45 000 m² de terrain au pied du parc de La Villette, deux scènes gigantesques réparties sur 16 250 m² d’espaces modulables, une dizaine de foodtrucks, un vestiaire autonome de 5 000 casiers, une douzaine d’artistes, quatorze heures de fête non-stop filmées et retransmises en direct sur Arte Concert, et un havre d’amour tendu autour des platines joyeuses de Romain Play et des bambocheurs de la Mamie’s. Une ode à la démesure pour une soirée qui, l’espace d’une nuit, a revêtu sans complexe sa plus belle robe de festival.

Certes, on est encore loin de la machine de guerre qui, en trois ans à peine, a su se hisser aux rangs des plus grands rassemblements de musiques électroniques mondiaux, mais il faut tout de même admettre que pour un prologue, l’équipe de Surprize a sorti le grand jeu. Une organisation irréprochable, des bars raisonnablement bondés, de l’eau potable en libre service, des toilettes toujours disponibles, un staff ultra réglo et une équipe logistique qui mérite amplement son vingt sur vingt.

Du point de vue monétaire, si le tarif des consommations ne peut être retenu comme un vrai point positif de la soirée, il faut tout de même reconnaître que les prix ont été maintenus dans la fourchette basse de ce que l’on est en droit d’attendre d’une soirée légale de cette envergure. Qu’on le qualifie, par abus de langage, de rave ne doit pas pour autant faire oublier que le Weather Winter est une soirée publique et déclarée, et donc soumise à une réglementation spécifique, dont les prix ne peuvent sortir indemnes. Là encore donc, pas grand-chose à dire.

Du point de vue des installations, il faut bien avouer que l’expression « cathédrale de lumières », répandue dans le matériel promotionnel, ne tenait ni de l’hyperbole ni de la métaphore mais bien de la promesse. Chapeau bas aux techniciens qui ont très largement contribué à la réussite de la soirée.

Venons-en maintenant au nerf de la guerre : le public, le line-up, les performances, l’ambiance.

On ne dispose pas de statistiques précises sur la fréquentation de la soirée, mais l’impression générale qui demeure répartit le gros des troupes dans la fourchette 18/25 ans.

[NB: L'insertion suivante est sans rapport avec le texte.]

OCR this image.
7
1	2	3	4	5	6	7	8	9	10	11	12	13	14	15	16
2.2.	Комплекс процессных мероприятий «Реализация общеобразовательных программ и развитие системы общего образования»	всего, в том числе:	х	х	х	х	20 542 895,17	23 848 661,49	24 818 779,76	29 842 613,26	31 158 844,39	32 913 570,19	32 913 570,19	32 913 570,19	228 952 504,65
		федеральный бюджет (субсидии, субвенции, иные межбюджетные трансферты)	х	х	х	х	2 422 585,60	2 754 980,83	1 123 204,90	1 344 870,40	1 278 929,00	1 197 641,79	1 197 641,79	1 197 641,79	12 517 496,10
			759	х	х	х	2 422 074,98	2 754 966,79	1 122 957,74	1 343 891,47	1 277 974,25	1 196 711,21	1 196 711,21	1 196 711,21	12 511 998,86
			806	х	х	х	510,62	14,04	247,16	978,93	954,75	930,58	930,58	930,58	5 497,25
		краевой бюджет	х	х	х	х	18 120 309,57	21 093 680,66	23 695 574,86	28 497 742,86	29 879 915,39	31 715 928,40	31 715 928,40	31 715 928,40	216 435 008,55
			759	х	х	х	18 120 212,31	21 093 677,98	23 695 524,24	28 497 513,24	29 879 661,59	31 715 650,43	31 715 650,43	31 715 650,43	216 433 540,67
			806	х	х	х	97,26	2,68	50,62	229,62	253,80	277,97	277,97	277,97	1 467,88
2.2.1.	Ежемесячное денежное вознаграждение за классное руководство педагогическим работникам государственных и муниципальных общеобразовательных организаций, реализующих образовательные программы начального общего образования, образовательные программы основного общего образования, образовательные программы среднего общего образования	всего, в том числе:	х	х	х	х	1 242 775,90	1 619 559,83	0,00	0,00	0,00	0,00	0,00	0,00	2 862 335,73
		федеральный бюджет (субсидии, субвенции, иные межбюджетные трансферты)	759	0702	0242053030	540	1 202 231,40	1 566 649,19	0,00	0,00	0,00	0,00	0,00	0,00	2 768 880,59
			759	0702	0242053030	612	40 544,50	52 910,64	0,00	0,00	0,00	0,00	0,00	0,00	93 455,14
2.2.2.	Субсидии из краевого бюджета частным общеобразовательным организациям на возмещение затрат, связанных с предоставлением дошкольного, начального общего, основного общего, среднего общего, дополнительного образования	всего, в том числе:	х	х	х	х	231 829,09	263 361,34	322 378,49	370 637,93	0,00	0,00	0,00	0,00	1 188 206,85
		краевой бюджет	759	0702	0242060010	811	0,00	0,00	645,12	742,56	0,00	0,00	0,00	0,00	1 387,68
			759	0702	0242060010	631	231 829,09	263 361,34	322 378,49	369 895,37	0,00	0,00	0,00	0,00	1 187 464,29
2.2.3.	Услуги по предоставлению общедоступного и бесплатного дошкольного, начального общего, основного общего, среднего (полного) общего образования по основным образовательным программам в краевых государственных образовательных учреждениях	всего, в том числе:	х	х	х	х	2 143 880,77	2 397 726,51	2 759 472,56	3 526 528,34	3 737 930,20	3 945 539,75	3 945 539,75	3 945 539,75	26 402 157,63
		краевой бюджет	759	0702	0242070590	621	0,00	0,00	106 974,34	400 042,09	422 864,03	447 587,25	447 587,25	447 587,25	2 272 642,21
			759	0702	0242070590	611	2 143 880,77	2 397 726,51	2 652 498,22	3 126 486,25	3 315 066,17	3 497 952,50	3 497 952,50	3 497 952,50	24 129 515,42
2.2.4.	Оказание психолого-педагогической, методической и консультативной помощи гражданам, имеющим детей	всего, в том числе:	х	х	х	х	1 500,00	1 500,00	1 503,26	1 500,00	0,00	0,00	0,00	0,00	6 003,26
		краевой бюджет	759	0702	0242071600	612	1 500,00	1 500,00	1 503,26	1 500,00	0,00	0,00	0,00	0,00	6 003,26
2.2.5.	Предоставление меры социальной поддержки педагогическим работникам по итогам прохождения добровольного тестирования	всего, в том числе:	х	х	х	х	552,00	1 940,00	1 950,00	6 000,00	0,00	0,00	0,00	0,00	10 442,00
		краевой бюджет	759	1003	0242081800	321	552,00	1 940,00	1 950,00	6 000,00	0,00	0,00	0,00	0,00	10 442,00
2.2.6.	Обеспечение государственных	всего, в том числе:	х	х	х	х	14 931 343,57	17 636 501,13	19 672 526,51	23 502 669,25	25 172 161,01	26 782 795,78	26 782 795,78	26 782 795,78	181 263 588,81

Public assez jeune donc, avec son lot de vagissements indécrottables (« allllllllleeeeeeeezzzzz lààààààà !« ) et ses chenilles à paillettes qui poussent tout le monde pour attraper la queue du selfie ou coller ses lunettes de soleil dans la membrane des enceintes. Mais ne soyons ni bégueules ni vieux cons, les plus honnêtes admettront, d’une manière ou d’une autre, qu’ils sont passés par-là ; les autres avaient, de toute façon, largement assez de place pour danser tranquille.

Le line-up. Partage équitable entre de grosses légendes et des acteurs bien connus de la scène contemporaine française. Un line-up propre et majestueux auquel on reprochera peut-être de s’être laissé aller au jeu de la facilité. Evidemment, il est difficile de construire de véritables arguments à l’encontre des choix de programmation, on est très loin d’une soirée fourre-tout, et la cohérence dans le choix des artistes est évidente. Tabassage en règle par les académiciens du kick et la nouvelle mafia de la techno martiale française. Aucun mauvais choix mais pas non plus de vraie surprise. Quand on sait à quelle vitesse se vendent les préventes du moindre événement estampillé Weather, je ne sais pas, je me dis qu’on est en droit de s’attendre à une programmation un peu plus déconcertante — surtout de la part de Brice Coudert et de son équipe qui, tant ils arrosent Paris depuis déjà plus de quatre ans, n’ont plus rien à prouver à personne. Finalement, c’est peut-être dans cet écart entre les prises de risque sincères des affiches des Concrete (Vatican Shadow, Cio D’Or, Xhin, Joe Claussel, Delroy Edwards, ou encore les Spi, et cette liste pourrait continuer pendant encore longtemps), et ce line-up Weather Winter assez convenu, que loge le cœur de la critique. Mais encore une fois, la soirée s’adressait sans doute plus aux fêtards avertis qu’aux mélomanes à la recherche de nouvelles sensations musicales. Et de ce point de vue là, inutile de préciser que l’objectif a été plus qu’atteint. On a beau faire la fine bouche, quand Robert Hood balance un gros Dancer au milieu d’un hangar de 6 000 personnes, on lève les bras et on chante comme tout le monde.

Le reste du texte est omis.